In my project I need to extract links from HTML document. For this purpose I've prepared ragel HTML grammar, primarily based on this work: https://github.com/brianpane/jitify-core/blob/master/src/core/jitify_html_lexer.rl (mentioned here: http://ragel-users.complang.narkive.com/qhjr33zj/ragel-grammars-for-html-css-and-javascript )
Almost all works well (thanks for the great tool!), except one issue I can't overcome to date:
If I specify this thext as an input:
bbbb <a href="first_link.aspx"> cccc<a href="/second_link.aspx">
my parser can correctly extract first link, but not the second one.
The difference between them is that there is a space between 'bbbb' and '<a'
, but no spaces between 'cccc' and '<a'
.
In general, if any text, except spaces, exists before '<a'
tag it makes parses consider it as content, and parser do not recognize tag opening.
Please find in this repo intentionally simplified sample with grammar, aiming to work as C program ( ngx_url_html_portion.rl ).
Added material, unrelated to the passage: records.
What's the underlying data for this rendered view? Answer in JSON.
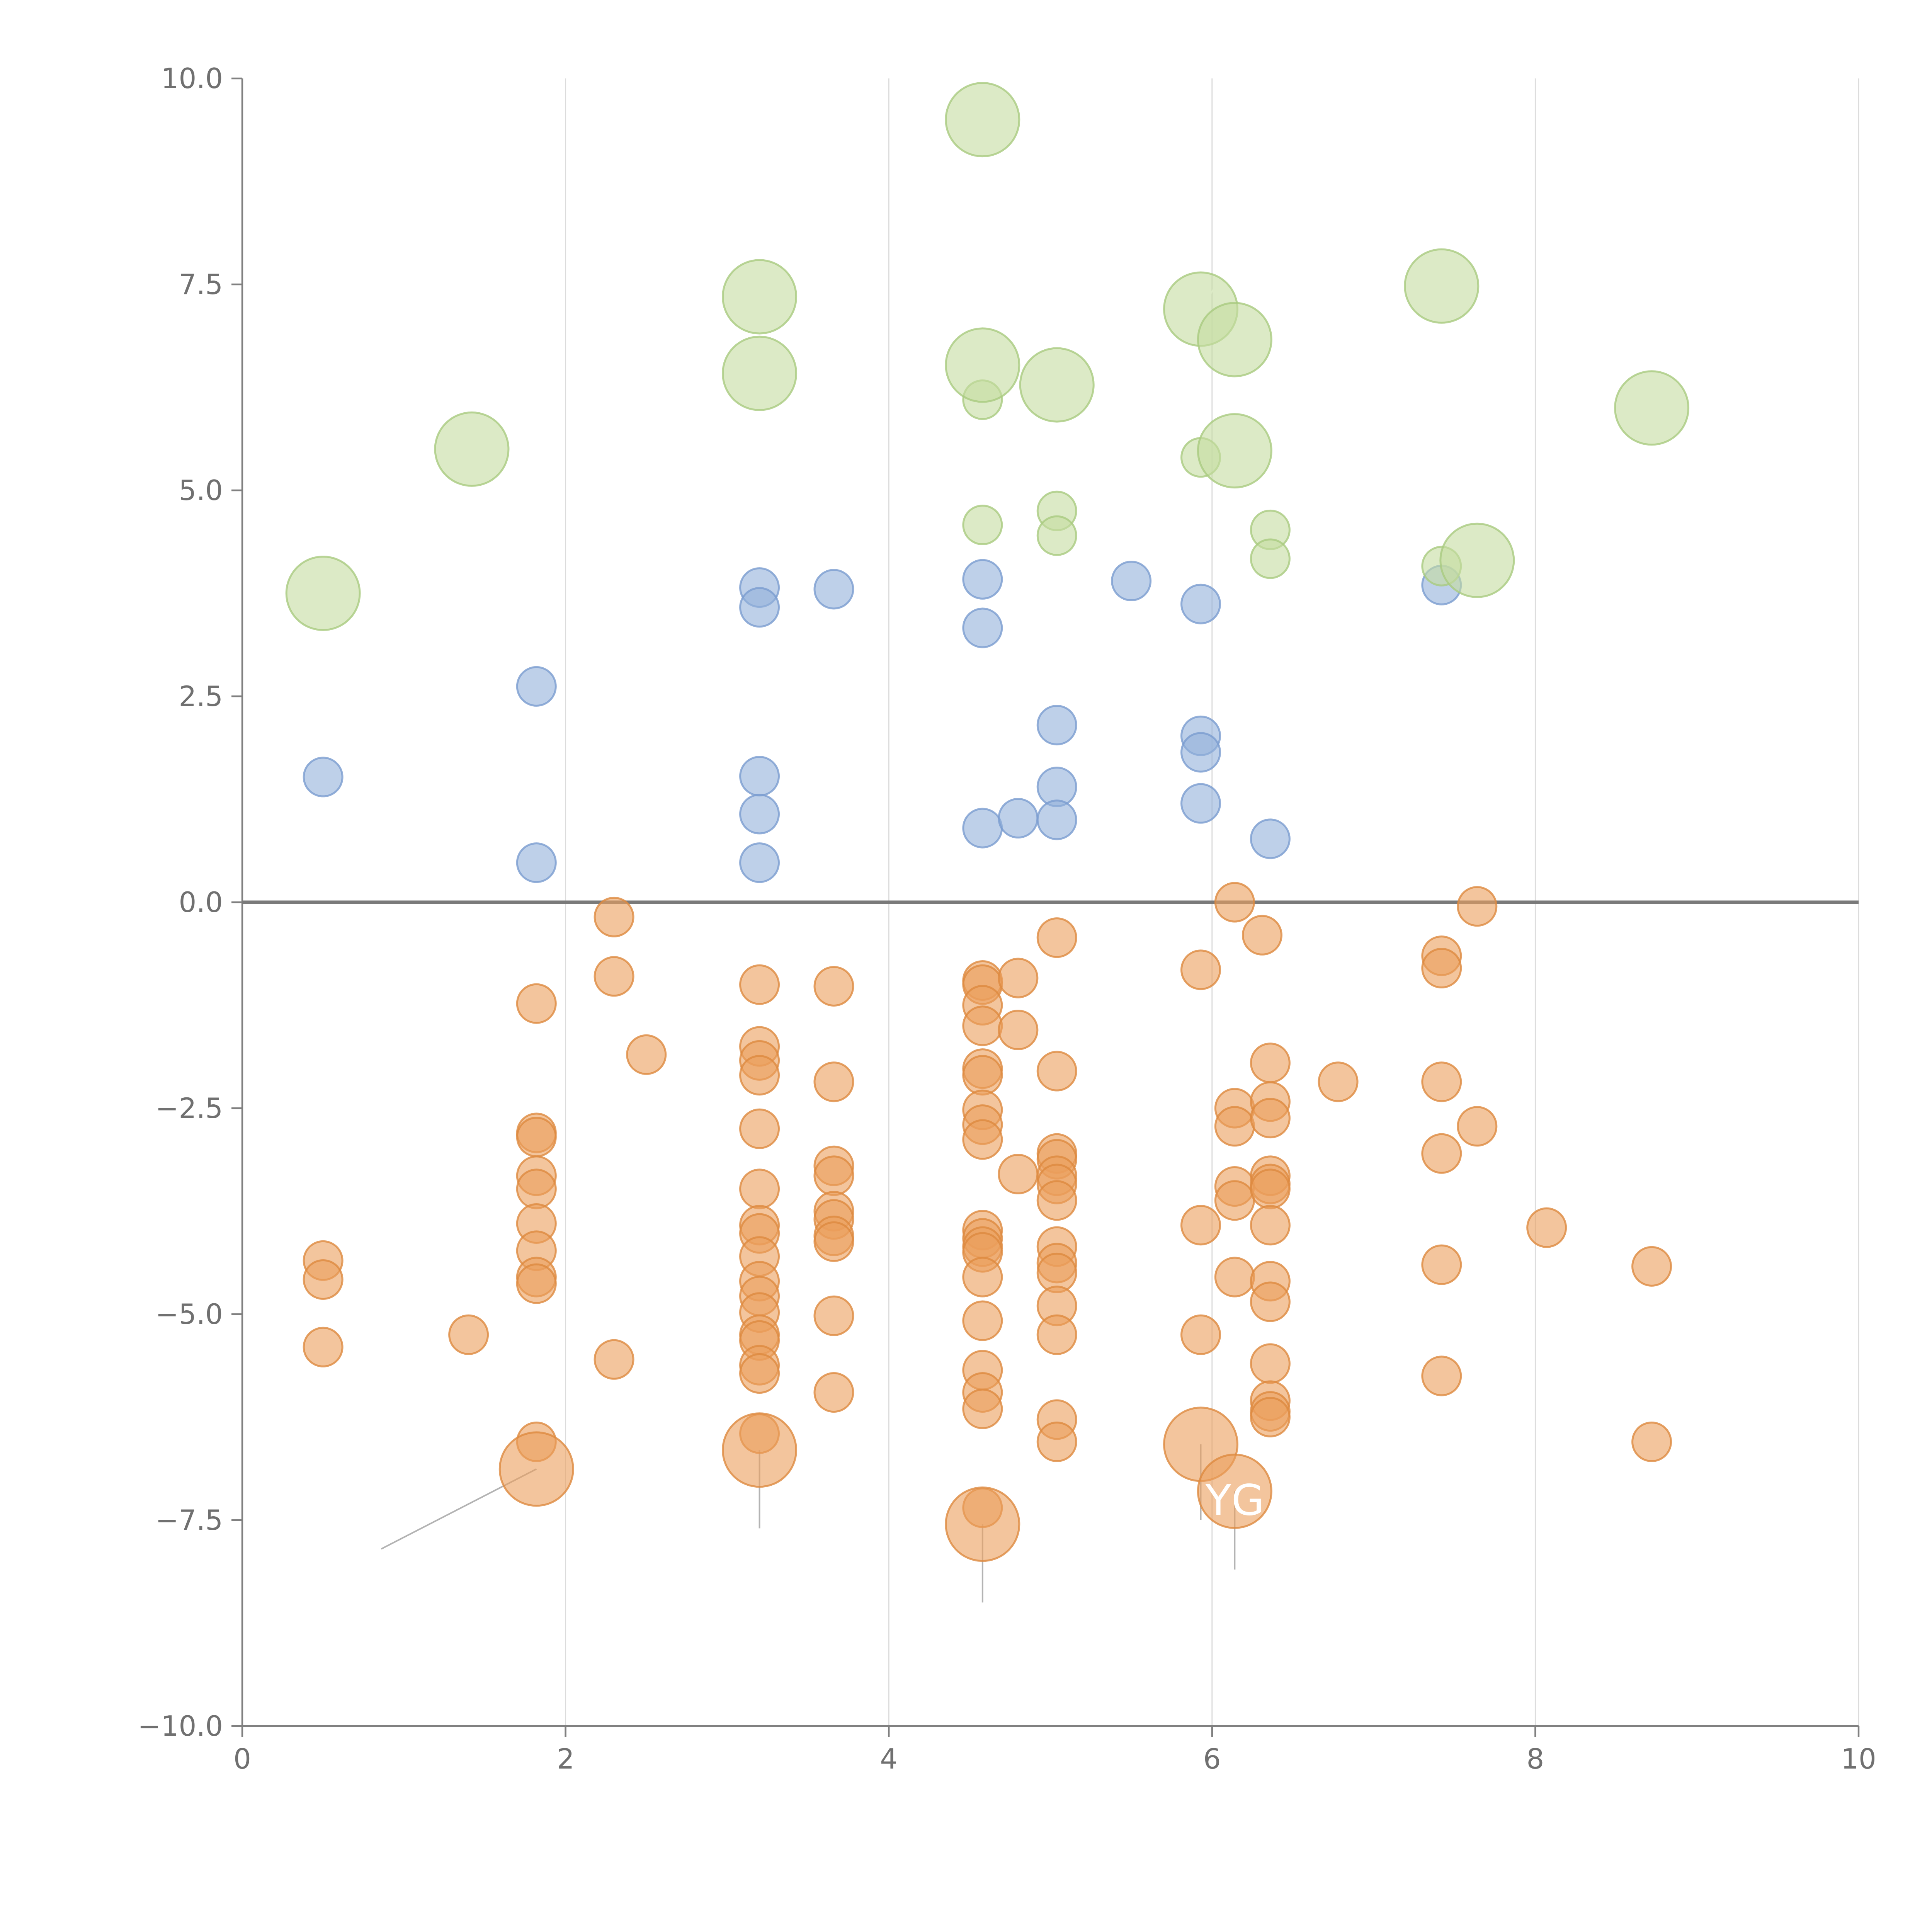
{
  "chart_data": {
    "type": "scatter",
    "title": "",
    "xlabel": "",
    "ylabel": "",
    "xlim": [
      0,
      10
    ],
    "ylim": [
      -10,
      10
    ],
    "grid": "vertical",
    "x_ticks": [
      0,
      2,
      4,
      6,
      8,
      10
    ],
    "y_ticks": [
      -10,
      -7.5,
      -5,
      -2.5,
      0,
      2.5,
      5,
      7.5,
      10
    ],
    "x_tick_labels": [
      "0",
      "2",
      "4",
      "6",
      "8",
      "10"
    ],
    "y_tick_labels": [
      "−10.0",
      "−7.5",
      "−5.0",
      "−2.5",
      "0.0",
      "2.5",
      "5.0",
      "7.5",
      "10.0"
    ],
    "reference_line_y": 0,
    "annotations": [
      {
        "text": "YG",
        "x": 6.15,
        "y": -7.25,
        "color": "#ffffff"
      }
    ],
    "series": [
      {
        "name": "orange",
        "color": "#eb9e5c",
        "stroke": "#dd8a40",
        "points": [
          [
            0.5,
            -4.35
          ],
          [
            0.5,
            -4.58
          ],
          [
            0.5,
            -5.4
          ],
          [
            1.4,
            -5.25
          ],
          [
            1.82,
            -1.23
          ],
          [
            1.82,
            -2.8
          ],
          [
            1.82,
            -2.85
          ],
          [
            1.82,
            -3.32
          ],
          [
            1.82,
            -3.48
          ],
          [
            1.82,
            -3.9
          ],
          [
            1.82,
            -4.23
          ],
          [
            1.82,
            -4.55
          ],
          [
            1.82,
            -4.63
          ],
          [
            1.82,
            -6.55
          ],
          [
            2.3,
            -0.18
          ],
          [
            2.3,
            -0.9
          ],
          [
            2.5,
            -1.85
          ],
          [
            2.3,
            -5.55
          ],
          [
            3.2,
            -1.0
          ],
          [
            3.2,
            -1.75
          ],
          [
            3.2,
            -1.92
          ],
          [
            3.2,
            -2.1
          ],
          [
            3.2,
            -2.75
          ],
          [
            3.2,
            -3.48
          ],
          [
            3.2,
            -3.92
          ],
          [
            3.2,
            -4.02
          ],
          [
            3.2,
            -4.3
          ],
          [
            3.2,
            -4.6
          ],
          [
            3.2,
            -4.78
          ],
          [
            3.2,
            -4.98
          ],
          [
            3.2,
            -5.25
          ],
          [
            3.2,
            -5.32
          ],
          [
            3.2,
            -5.62
          ],
          [
            3.2,
            -5.72
          ],
          [
            3.2,
            -6.45
          ],
          [
            3.66,
            -1.02
          ],
          [
            3.66,
            -2.18
          ],
          [
            3.66,
            -3.2
          ],
          [
            3.66,
            -3.32
          ],
          [
            3.66,
            -3.75
          ],
          [
            3.66,
            -3.85
          ],
          [
            3.66,
            -4.05
          ],
          [
            3.66,
            -4.12
          ],
          [
            3.66,
            -5.02
          ],
          [
            3.66,
            -5.95
          ],
          [
            4.58,
            -0.95
          ],
          [
            4.58,
            -1.0
          ],
          [
            4.58,
            -1.25
          ],
          [
            4.58,
            -1.5
          ],
          [
            4.58,
            -2.02
          ],
          [
            4.58,
            -2.1
          ],
          [
            4.58,
            -2.52
          ],
          [
            4.58,
            -2.7
          ],
          [
            4.58,
            -2.88
          ],
          [
            4.58,
            -3.98
          ],
          [
            4.58,
            -4.08
          ],
          [
            4.58,
            -4.18
          ],
          [
            4.58,
            -4.25
          ],
          [
            4.58,
            -4.55
          ],
          [
            4.58,
            -5.08
          ],
          [
            4.58,
            -5.68
          ],
          [
            4.58,
            -5.95
          ],
          [
            4.58,
            -6.15
          ],
          [
            4.58,
            -7.35
          ],
          [
            4.8,
            -0.92
          ],
          [
            4.8,
            -1.55
          ],
          [
            4.8,
            -3.3
          ],
          [
            5.04,
            -0.43
          ],
          [
            5.04,
            -2.05
          ],
          [
            5.04,
            -3.05
          ],
          [
            5.04,
            -3.12
          ],
          [
            5.04,
            -3.32
          ],
          [
            5.04,
            -3.42
          ],
          [
            5.04,
            -3.62
          ],
          [
            5.04,
            -4.18
          ],
          [
            5.04,
            -4.38
          ],
          [
            5.04,
            -4.5
          ],
          [
            5.04,
            -4.9
          ],
          [
            5.04,
            -5.25
          ],
          [
            5.04,
            -6.28
          ],
          [
            5.04,
            -6.55
          ],
          [
            5.93,
            -0.82
          ],
          [
            5.93,
            -3.92
          ],
          [
            5.93,
            -5.25
          ],
          [
            6.14,
            0.0
          ],
          [
            6.14,
            -2.5
          ],
          [
            6.14,
            -2.72
          ],
          [
            6.14,
            -3.45
          ],
          [
            6.14,
            -3.62
          ],
          [
            6.14,
            -4.55
          ],
          [
            6.31,
            -0.4
          ],
          [
            6.36,
            -1.95
          ],
          [
            6.36,
            -2.42
          ],
          [
            6.36,
            -2.62
          ],
          [
            6.36,
            -3.32
          ],
          [
            6.36,
            -3.42
          ],
          [
            6.36,
            -3.48
          ],
          [
            6.36,
            -3.92
          ],
          [
            6.36,
            -4.6
          ],
          [
            6.36,
            -4.85
          ],
          [
            6.36,
            -5.6
          ],
          [
            6.36,
            -6.05
          ],
          [
            6.36,
            -6.18
          ],
          [
            6.36,
            -6.25
          ],
          [
            6.78,
            -2.18
          ],
          [
            7.42,
            -0.65
          ],
          [
            7.42,
            -0.8
          ],
          [
            7.42,
            -2.18
          ],
          [
            7.42,
            -3.05
          ],
          [
            7.42,
            -4.4
          ],
          [
            7.42,
            -5.75
          ],
          [
            7.64,
            -0.05
          ],
          [
            7.64,
            -2.72
          ],
          [
            8.07,
            -3.95
          ],
          [
            8.72,
            -4.42
          ],
          [
            8.72,
            -6.55
          ]
        ],
        "large_points": [
          [
            1.82,
            -6.88
          ],
          [
            3.2,
            -6.65
          ],
          [
            4.58,
            -7.55
          ],
          [
            5.93,
            -6.58
          ],
          [
            6.14,
            -7.15
          ]
        ]
      },
      {
        "name": "blue",
        "color": "#93b0da",
        "stroke": "#7a9cd0",
        "points": [
          [
            0.5,
            1.52
          ],
          [
            1.82,
            2.62
          ],
          [
            1.82,
            0.48
          ],
          [
            3.2,
            3.82
          ],
          [
            3.2,
            3.58
          ],
          [
            3.2,
            1.53
          ],
          [
            3.2,
            1.07
          ],
          [
            3.2,
            0.48
          ],
          [
            3.66,
            3.8
          ],
          [
            4.58,
            3.92
          ],
          [
            4.58,
            3.33
          ],
          [
            4.58,
            0.9
          ],
          [
            4.8,
            1.02
          ],
          [
            5.04,
            2.15
          ],
          [
            5.04,
            1.4
          ],
          [
            5.04,
            1.0
          ],
          [
            5.5,
            3.9
          ],
          [
            5.93,
            3.62
          ],
          [
            5.93,
            2.02
          ],
          [
            5.93,
            1.82
          ],
          [
            5.93,
            1.2
          ],
          [
            6.36,
            0.77
          ],
          [
            7.42,
            3.85
          ]
        ]
      },
      {
        "name": "green",
        "color": "#c4dca0",
        "stroke": "#a9cb80",
        "points": [
          [
            4.58,
            6.1
          ],
          [
            5.04,
            4.75
          ],
          [
            5.04,
            4.45
          ],
          [
            4.58,
            4.58
          ],
          [
            5.93,
            5.4
          ],
          [
            6.36,
            4.52
          ],
          [
            6.36,
            4.17
          ],
          [
            7.42,
            4.08
          ]
        ],
        "large_points": [
          [
            0.5,
            3.75
          ],
          [
            1.42,
            5.5
          ],
          [
            3.2,
            7.35
          ],
          [
            3.2,
            6.42
          ],
          [
            4.58,
            9.5
          ],
          [
            4.58,
            6.52
          ],
          [
            5.04,
            6.28
          ],
          [
            5.93,
            7.2
          ],
          [
            6.14,
            6.83
          ],
          [
            6.14,
            5.48
          ],
          [
            7.42,
            7.48
          ],
          [
            7.64,
            4.15
          ],
          [
            8.72,
            6.0
          ]
        ]
      }
    ]
  }
}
There is also input file input-nbsp.html , which expected to contain input for the application.
You need Ragel. You can get your platform binaries from the website URL or build from the source using gcc.
In order to play with it, make .c-file from grammar:
ragel ngx_url_html_portion.rl
then compile resulting .c-file and run programm. Input file should be in the same directory.